Gaming

NVIDIA to acquire American-Israeli chipmaker for $6.9 billion

Written by Hamza Zakir ·  1 min read >

As the world hurtles towards ever greater peaks of artificial intelligence, the need to process increasingly massive amounts of data becomes even more important. This is where the establishment of data centers comes in, which is what has motivated graphics card giant NVIDIA to invest $6.9 billion into Mellanox Technologies Inc.

As per the agreement reached by the two parties, NVIDIA is paying $125 per share for the chip manufacturer based in Yokeam, Israel and Sunnyvale, USA in order to solidify its presence in the booming market for data centers.

The acquisition is indeed a powerful one, considering that is uniting two organizations that power 250 of the world’s top 500 supercomputers and have a significant reputation in the domain of high-performance computing.

Why is NVIDIA interested in Mellanox though? As it happens, it ties into NVIDIA’s strategy of serving and creating data centers. This same strategy has been responsible for turning it into a multi-billion dollar business within three years under the leadership of CEO Jensen Huang.

As we continue to amass data in order to elevate AI, scientific computing and data analytics, computing performance needs to keep up as well. This is tricky since Moore’s Law has virtually ended, so any advances in CPU performance are going to be painfully slow. This ultimately led to the adoption of accelerated computing, which is made possible by the establishment of data centers.

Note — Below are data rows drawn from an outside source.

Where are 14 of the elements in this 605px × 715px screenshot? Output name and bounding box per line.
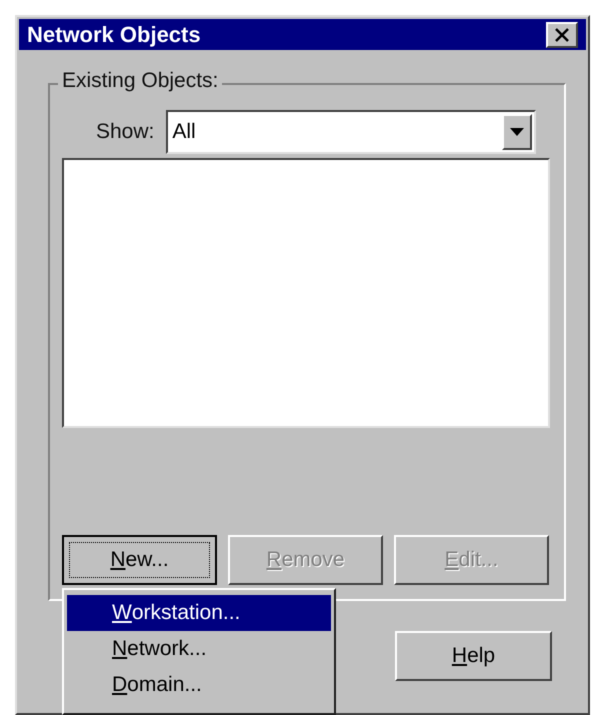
- push-button[interactable]: New...: [62, 535, 217, 585]
- caret-icon: [510, 128, 524, 136]
- dropdown-value: All: [172, 119, 196, 146]
- close-icon: [554, 28, 570, 42]
- menu-item[interactable]: Workstation...: [67, 595, 331, 631]
- menu-item[interactable]: Network...: [67, 631, 331, 667]
- window-title: Network Objects: [27, 21, 201, 49]
- help-button[interactable]: Help: [395, 631, 552, 681]
- close-button[interactable]: [546, 22, 578, 48]
- show-dropdown[interactable]: All: [166, 110, 536, 154]
- group-title: Existing Objects:: [58, 70, 222, 91]
- menu-item[interactable]: Domain...: [67, 667, 331, 703]
- show-label: Show:: [96, 119, 154, 146]
- dropdown-arrow-button[interactable]: [502, 114, 532, 150]
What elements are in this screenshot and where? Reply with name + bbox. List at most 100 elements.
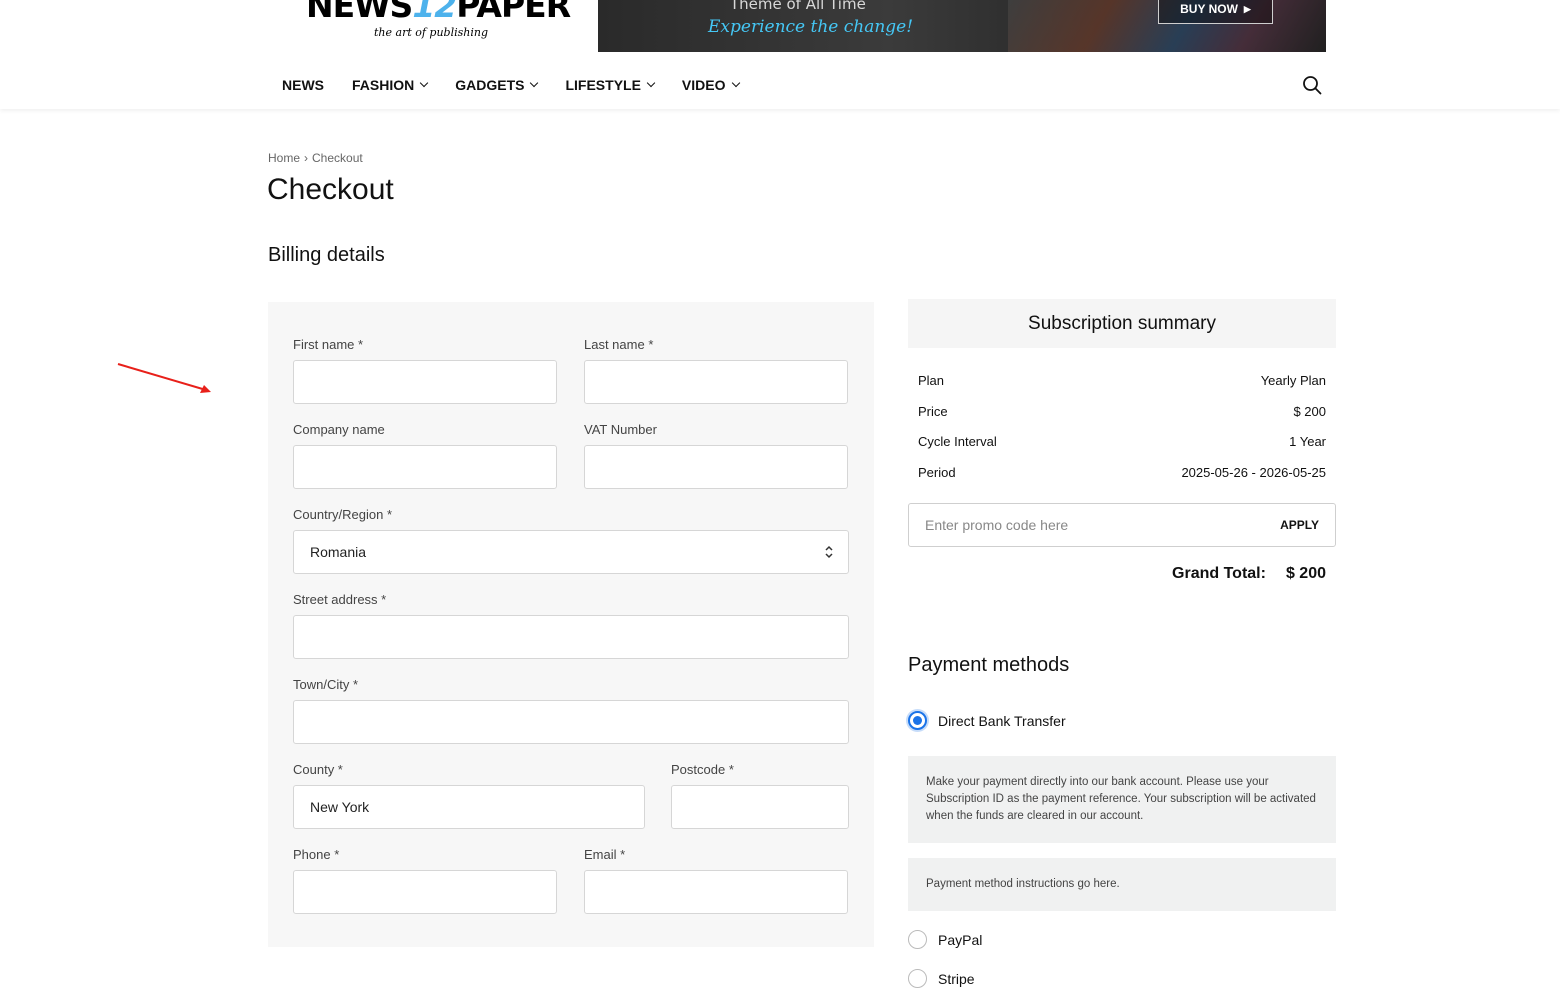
breadcrumb-separator: › xyxy=(304,151,309,165)
chevron-down-icon xyxy=(646,78,656,88)
ad-banner[interactable]: Theme of All Time Experience the change!… xyxy=(598,0,1326,52)
caret-right-icon: ▶ xyxy=(1243,3,1251,14)
chevron-down-icon xyxy=(731,78,740,88)
billing-details-heading: Billing details xyxy=(268,244,385,266)
summary-value: Yearly Plan xyxy=(1260,372,1326,388)
country-select[interactable]: Romania xyxy=(293,530,849,574)
breadcrumb: Home › Checkout xyxy=(268,151,363,165)
payment-option-bank-transfer[interactable]: Direct Bank Transfer xyxy=(908,711,1066,730)
email-input[interactable] xyxy=(584,870,848,914)
summary-table: Plan Yearly Plan Price $ 200 Cycle Inter… xyxy=(918,365,1326,488)
street-address-label: Street address * xyxy=(293,592,387,607)
billing-form: First name * Last name * Company name VA… xyxy=(268,302,874,947)
phone-group: Phone * xyxy=(293,847,557,914)
breadcrumb-home-link[interactable]: Home xyxy=(268,151,300,165)
payment-methods-heading: Payment methods xyxy=(908,654,1070,676)
company-name-label: Company name xyxy=(293,422,385,437)
grand-total: Grand Total: $ 200 xyxy=(1100,565,1326,583)
phone-input[interactable] xyxy=(293,870,557,914)
county-label: County * xyxy=(293,762,343,777)
street-group: Street address * xyxy=(293,592,849,659)
summary-value: 2025-05-26 - 2026-05-25 xyxy=(1181,464,1326,480)
payment-instructions: Payment method instructions go here. xyxy=(908,858,1336,911)
postcode-group: Postcode * xyxy=(671,762,849,829)
payment-option-label: Direct Bank Transfer xyxy=(938,712,1066,729)
search-icon[interactable] xyxy=(1302,75,1322,95)
summary-value: 1 Year xyxy=(1289,434,1326,450)
county-group: County * New York xyxy=(293,762,645,829)
subscription-summary-heading: Subscription summary xyxy=(908,299,1336,348)
nav-item-label: FASHION xyxy=(352,77,415,93)
promo-code-box: Enter promo code here APPLY xyxy=(908,503,1336,547)
summary-label: Price xyxy=(918,403,948,419)
country-selected-value: Romania xyxy=(310,544,367,560)
site-header: NEWS12PAPER the art of publishing Theme … xyxy=(0,0,1560,109)
summary-row-period: Period 2025-05-26 - 2026-05-25 xyxy=(918,457,1326,488)
select-updown-icon xyxy=(825,545,833,559)
logo-tagline: the art of publishing xyxy=(374,26,489,39)
vat-number-input[interactable] xyxy=(584,445,848,489)
radio-unselected-icon[interactable] xyxy=(908,930,927,949)
nav-item-label: NEWS xyxy=(282,77,324,93)
county-input[interactable]: New York xyxy=(293,785,645,829)
chevron-down-icon xyxy=(419,78,429,88)
summary-row-plan: Plan Yearly Plan xyxy=(918,365,1326,396)
radio-unselected-icon[interactable] xyxy=(908,969,927,988)
main-nav: NEWS FASHION GADGETS LIFESTYLE VIDEO xyxy=(268,66,753,104)
payment-option-paypal[interactable]: PayPal xyxy=(908,930,982,949)
payment-option-stripe[interactable]: Stripe xyxy=(908,969,975,988)
promo-code-input[interactable]: Enter promo code here xyxy=(925,517,1068,533)
chevron-down-icon xyxy=(530,78,539,88)
email-label: Email * xyxy=(584,847,626,862)
first-name-input[interactable] xyxy=(293,360,557,404)
postcode-input[interactable] xyxy=(671,785,849,829)
first-name-label: First name * xyxy=(293,337,364,352)
page-title: Checkout xyxy=(267,173,394,206)
nav-item-lifestyle[interactable]: LIFESTYLE xyxy=(551,66,667,104)
bank-transfer-description: Make your payment directly into our bank… xyxy=(908,756,1336,843)
summary-value: $ 200 xyxy=(1293,403,1326,419)
apply-promo-button[interactable]: APPLY xyxy=(1280,518,1319,532)
nav-item-news[interactable]: NEWS xyxy=(268,66,338,104)
postcode-label: Postcode * xyxy=(671,762,734,777)
nav-item-label: LIFESTYLE xyxy=(565,77,641,93)
city-group: Town/City * xyxy=(293,677,849,744)
last-name-group: Last name * xyxy=(584,337,848,404)
breadcrumb-current: Checkout xyxy=(312,151,363,165)
last-name-input[interactable] xyxy=(584,360,848,404)
banner-slogan: Experience the change! xyxy=(708,17,914,37)
summary-row-cycle: Cycle Interval 1 Year xyxy=(918,426,1326,457)
site-logo[interactable]: NEWS12PAPER the art of publishing xyxy=(306,0,571,46)
street-address-input[interactable] xyxy=(293,615,849,659)
grand-total-value: $ 200 xyxy=(1285,565,1326,582)
payment-option-label: Stripe xyxy=(938,970,975,987)
summary-label: Period xyxy=(918,464,956,480)
summary-row-price: Price $ 200 xyxy=(918,396,1326,427)
nav-item-label: GADGETS xyxy=(455,77,525,93)
nav-item-label: VIDEO xyxy=(681,77,726,93)
nav-item-fashion[interactable]: FASHION xyxy=(338,66,441,104)
vat-group: VAT Number xyxy=(584,422,848,489)
buy-now-label: BUY NOW xyxy=(1180,2,1238,16)
banner-headline: Theme of All Time xyxy=(730,0,866,13)
summary-label: Plan xyxy=(918,372,945,388)
red-arrow-annotation-icon xyxy=(117,363,211,393)
country-label: Country/Region * xyxy=(293,507,392,522)
country-group: Country/Region * Romania xyxy=(293,507,849,574)
vat-number-label: VAT Number xyxy=(584,422,657,437)
company-name-input[interactable] xyxy=(293,445,557,489)
phone-label: Phone * xyxy=(293,847,340,862)
nav-item-video[interactable]: VIDEO xyxy=(668,66,753,104)
payment-option-label: PayPal xyxy=(938,931,983,948)
last-name-label: Last name * xyxy=(584,337,654,352)
nav-item-gadgets[interactable]: GADGETS xyxy=(441,66,551,104)
summary-label: Cycle Interval xyxy=(918,434,997,450)
logo-wordmark: NEWS12PAPER xyxy=(306,0,571,25)
first-name-group: First name * xyxy=(293,337,557,404)
buy-now-button[interactable]: BUY NOW ▶ xyxy=(1158,0,1273,24)
city-label: Town/City * xyxy=(293,677,359,692)
company-group: Company name xyxy=(293,422,557,489)
city-input[interactable] xyxy=(293,700,849,744)
radio-selected-icon[interactable] xyxy=(908,711,927,730)
email-group: Email * xyxy=(584,847,848,914)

According to NVIDIA, the data center of the future will essentially be a gigantic computing engine consisting of thousands of compute nodes, each of which is optimally connected with each other. This is where Mellanox comes in, as they excel in producing high performance interconnect technology, such as the InfiniBand.

With Mellanox, NVIDIA aims to streamline data centers and mold them into the pillars of data science that they are supposed to be by improving their performance and cutting down on customer costs.

The emergence of AI and data science, as well as billions of simultaneous computer users, is fueling skyrocketing demand on the world’s data centers,” said Huang. “Addressing this demand will require holistic architectures that connect vast numbers of fast computing nodes over intelligent networking fabrics to form a giant datacenter-scale compute engine.

This is NVIDIA’s biggest acquisition to date. Goldman Sachs & Co. LLC served as financial advisors to NVIDIA for this transaction, while Credit Suisse Group and J.P. Morgan Chase & Co. served Mellanox in the same capacity.